Today's first reading from Acts is called St. Paul's Farewell Message to the Church. St. Paul gave basic instructions to the pastors to whom he was speaking, “Pay careful attention to yourselves and to all the flock, in which the Holy Spirit has made you overseers, to care for the church of God, which he obtained with his own blood” (Acts 20:28). That responsibility is both a gift and it's awesome. The word ‘pastor’ comes from the Latin word for shepherd. The word communicates the shepherd—sheep relationship despite all human weaknesses and shortcomings. The title pastor points to that God given responsibility to care for all in their spiritual warfare. In that way, pastors are the visible representatives of our invisible Good Shepherd. The Good Shepherd is always leading His flock, His church. He leads them toward the goal of eternity with Him. And so our Good Shepherd also leads pastors to serve Him as His under-shepherds.

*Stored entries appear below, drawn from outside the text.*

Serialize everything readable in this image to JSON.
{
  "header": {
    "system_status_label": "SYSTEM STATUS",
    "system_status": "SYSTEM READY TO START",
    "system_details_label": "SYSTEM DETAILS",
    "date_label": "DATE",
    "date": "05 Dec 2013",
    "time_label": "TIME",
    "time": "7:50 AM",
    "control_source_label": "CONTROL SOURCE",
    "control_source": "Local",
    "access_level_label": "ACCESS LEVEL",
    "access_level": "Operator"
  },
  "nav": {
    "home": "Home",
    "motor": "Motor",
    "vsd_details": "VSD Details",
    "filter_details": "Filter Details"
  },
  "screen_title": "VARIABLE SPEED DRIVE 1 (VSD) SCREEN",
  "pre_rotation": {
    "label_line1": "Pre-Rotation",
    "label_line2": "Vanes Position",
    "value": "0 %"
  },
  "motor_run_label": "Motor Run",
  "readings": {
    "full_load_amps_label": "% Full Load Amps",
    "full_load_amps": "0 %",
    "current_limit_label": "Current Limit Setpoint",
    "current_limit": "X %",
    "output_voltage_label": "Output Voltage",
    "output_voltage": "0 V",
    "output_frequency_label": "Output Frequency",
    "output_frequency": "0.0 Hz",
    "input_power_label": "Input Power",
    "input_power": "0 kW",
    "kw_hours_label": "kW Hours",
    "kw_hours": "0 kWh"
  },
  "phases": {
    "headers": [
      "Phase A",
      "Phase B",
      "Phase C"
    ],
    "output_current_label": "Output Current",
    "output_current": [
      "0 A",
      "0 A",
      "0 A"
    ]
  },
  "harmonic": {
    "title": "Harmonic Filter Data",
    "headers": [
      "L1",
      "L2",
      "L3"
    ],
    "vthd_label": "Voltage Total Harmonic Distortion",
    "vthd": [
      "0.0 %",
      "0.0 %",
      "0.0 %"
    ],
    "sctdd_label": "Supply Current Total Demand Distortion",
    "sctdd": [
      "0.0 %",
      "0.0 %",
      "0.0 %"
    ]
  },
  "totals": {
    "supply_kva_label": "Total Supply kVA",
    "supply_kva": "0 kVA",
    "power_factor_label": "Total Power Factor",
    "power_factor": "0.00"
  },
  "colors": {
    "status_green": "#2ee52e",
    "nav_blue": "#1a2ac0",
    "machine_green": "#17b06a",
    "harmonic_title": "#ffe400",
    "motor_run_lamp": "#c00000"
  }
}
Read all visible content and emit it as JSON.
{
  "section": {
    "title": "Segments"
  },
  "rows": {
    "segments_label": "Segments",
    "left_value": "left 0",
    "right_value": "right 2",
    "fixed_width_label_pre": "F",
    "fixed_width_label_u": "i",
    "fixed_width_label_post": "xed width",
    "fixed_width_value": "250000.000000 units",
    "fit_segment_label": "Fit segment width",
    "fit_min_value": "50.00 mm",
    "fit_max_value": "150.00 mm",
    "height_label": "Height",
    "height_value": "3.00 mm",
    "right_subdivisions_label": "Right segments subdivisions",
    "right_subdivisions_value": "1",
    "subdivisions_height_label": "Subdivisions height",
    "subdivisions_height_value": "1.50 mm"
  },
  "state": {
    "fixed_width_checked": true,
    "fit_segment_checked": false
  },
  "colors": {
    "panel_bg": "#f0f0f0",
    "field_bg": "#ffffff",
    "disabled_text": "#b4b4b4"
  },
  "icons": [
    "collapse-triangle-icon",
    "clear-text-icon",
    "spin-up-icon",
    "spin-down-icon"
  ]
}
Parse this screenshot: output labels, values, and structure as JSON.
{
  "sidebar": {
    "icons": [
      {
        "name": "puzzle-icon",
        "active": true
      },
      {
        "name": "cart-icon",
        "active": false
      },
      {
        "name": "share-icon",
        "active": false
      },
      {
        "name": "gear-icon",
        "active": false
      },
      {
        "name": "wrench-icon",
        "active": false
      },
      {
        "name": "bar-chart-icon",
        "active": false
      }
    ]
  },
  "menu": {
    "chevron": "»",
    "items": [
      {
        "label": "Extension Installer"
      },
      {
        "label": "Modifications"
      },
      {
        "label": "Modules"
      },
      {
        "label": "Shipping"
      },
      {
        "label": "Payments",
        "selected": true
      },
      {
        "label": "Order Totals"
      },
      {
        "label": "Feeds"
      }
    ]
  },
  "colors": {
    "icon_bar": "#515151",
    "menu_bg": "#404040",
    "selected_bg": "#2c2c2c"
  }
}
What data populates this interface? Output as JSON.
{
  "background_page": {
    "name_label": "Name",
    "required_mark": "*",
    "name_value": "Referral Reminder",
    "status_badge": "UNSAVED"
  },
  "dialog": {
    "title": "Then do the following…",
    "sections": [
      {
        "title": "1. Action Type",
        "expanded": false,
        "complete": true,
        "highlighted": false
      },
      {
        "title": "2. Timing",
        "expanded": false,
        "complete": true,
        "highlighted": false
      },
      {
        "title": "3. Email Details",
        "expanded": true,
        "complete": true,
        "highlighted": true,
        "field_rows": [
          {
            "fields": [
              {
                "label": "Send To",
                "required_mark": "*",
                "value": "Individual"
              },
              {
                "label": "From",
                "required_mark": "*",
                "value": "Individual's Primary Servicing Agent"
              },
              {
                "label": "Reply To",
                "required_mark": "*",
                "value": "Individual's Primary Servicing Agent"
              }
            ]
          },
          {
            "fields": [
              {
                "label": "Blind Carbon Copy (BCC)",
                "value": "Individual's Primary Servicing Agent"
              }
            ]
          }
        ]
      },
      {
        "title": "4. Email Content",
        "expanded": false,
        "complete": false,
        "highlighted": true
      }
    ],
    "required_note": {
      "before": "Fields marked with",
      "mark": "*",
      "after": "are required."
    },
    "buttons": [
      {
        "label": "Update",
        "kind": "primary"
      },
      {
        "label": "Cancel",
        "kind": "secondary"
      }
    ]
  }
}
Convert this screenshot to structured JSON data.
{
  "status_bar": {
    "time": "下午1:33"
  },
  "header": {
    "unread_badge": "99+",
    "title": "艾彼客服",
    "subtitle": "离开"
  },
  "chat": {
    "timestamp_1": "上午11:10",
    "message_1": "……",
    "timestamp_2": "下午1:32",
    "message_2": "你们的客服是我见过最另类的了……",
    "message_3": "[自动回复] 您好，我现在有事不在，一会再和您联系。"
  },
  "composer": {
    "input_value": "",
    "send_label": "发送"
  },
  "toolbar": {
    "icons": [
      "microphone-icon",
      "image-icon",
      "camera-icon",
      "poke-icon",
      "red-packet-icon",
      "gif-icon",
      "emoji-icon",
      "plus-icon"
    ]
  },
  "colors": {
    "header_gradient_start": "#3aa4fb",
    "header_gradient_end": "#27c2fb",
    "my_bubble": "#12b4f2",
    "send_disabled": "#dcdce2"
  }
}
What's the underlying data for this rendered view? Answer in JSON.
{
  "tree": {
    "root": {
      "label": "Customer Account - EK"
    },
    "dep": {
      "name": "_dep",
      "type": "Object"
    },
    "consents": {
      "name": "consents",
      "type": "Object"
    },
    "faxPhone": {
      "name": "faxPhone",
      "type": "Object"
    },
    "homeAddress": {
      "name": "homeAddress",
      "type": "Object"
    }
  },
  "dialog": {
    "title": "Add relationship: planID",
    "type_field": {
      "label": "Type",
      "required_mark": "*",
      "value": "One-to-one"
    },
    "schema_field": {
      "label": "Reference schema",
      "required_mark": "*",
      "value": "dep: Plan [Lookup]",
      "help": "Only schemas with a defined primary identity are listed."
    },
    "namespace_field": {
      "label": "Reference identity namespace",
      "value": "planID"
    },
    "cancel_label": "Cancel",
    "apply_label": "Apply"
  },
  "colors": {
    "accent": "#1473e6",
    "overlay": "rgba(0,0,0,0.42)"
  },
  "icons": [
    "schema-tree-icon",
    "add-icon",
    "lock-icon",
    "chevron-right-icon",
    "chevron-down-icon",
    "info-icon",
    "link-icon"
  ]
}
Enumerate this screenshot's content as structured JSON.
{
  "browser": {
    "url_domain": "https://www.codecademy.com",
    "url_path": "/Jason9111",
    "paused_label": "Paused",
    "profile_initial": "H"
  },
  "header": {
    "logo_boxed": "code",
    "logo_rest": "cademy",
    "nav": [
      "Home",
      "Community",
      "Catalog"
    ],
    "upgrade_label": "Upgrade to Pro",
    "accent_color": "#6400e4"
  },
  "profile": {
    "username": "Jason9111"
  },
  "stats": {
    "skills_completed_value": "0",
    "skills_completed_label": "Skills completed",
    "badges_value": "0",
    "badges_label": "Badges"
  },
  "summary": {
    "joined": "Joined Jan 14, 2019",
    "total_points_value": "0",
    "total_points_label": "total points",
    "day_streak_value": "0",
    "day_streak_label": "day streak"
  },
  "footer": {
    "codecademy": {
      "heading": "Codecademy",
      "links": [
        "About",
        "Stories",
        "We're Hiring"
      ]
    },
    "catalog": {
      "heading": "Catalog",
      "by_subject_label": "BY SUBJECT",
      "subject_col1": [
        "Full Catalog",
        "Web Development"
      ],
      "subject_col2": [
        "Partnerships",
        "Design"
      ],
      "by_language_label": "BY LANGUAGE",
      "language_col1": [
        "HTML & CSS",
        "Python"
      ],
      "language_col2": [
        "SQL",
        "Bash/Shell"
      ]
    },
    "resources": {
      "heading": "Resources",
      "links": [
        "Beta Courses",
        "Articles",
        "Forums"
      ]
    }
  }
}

Then in the second reading, we heard the hymn of praise of all believers in heaven, “Salvation belongs to our God who sits on the throne, and to the Lamb!” (Revelation 7:10). The angel with St. John then told him, “For the Lamb in the midst of the throne will be their shepherd, and he will guide them to springs of living water, and God will wipe away every tear from their eyes” (Revelation 7:17). Those tears are the sign of all you endure in your walk through this daily life. You, the baptized, are headed to that same eternal joyful celebration in Heaven's glory. You will stand before the Lamb who is also the Good Shepherd, Emmanuel Himself.


In this Divine Service, we get an ever so brief glimpse into that eternal celebration. You can rest assured that you will reach that eternal home because your Good Shepherd won it for you. The Holy Spirit with the Word washed you clean in Holy Baptism with Christ's holy precious blood. Jesus has clothed you with his righteous white robes. We rejoice together with thanksgiving that our victorious Savior, the Good Shepherd, always safeguards His sheep. We rejoice that the Holy Spirit leads all of His sheep to confess that Jesus the Good Shepherd is the Christ. We rejoice in the unified living relationship of our Good Shepherd with the Father and the Holy Spirit.

In the name of Jesus. Amen.


The peace of God, which surpasses all understanding, guard your hearts and minds in Christ Jesus, unto life everlasting. Amen.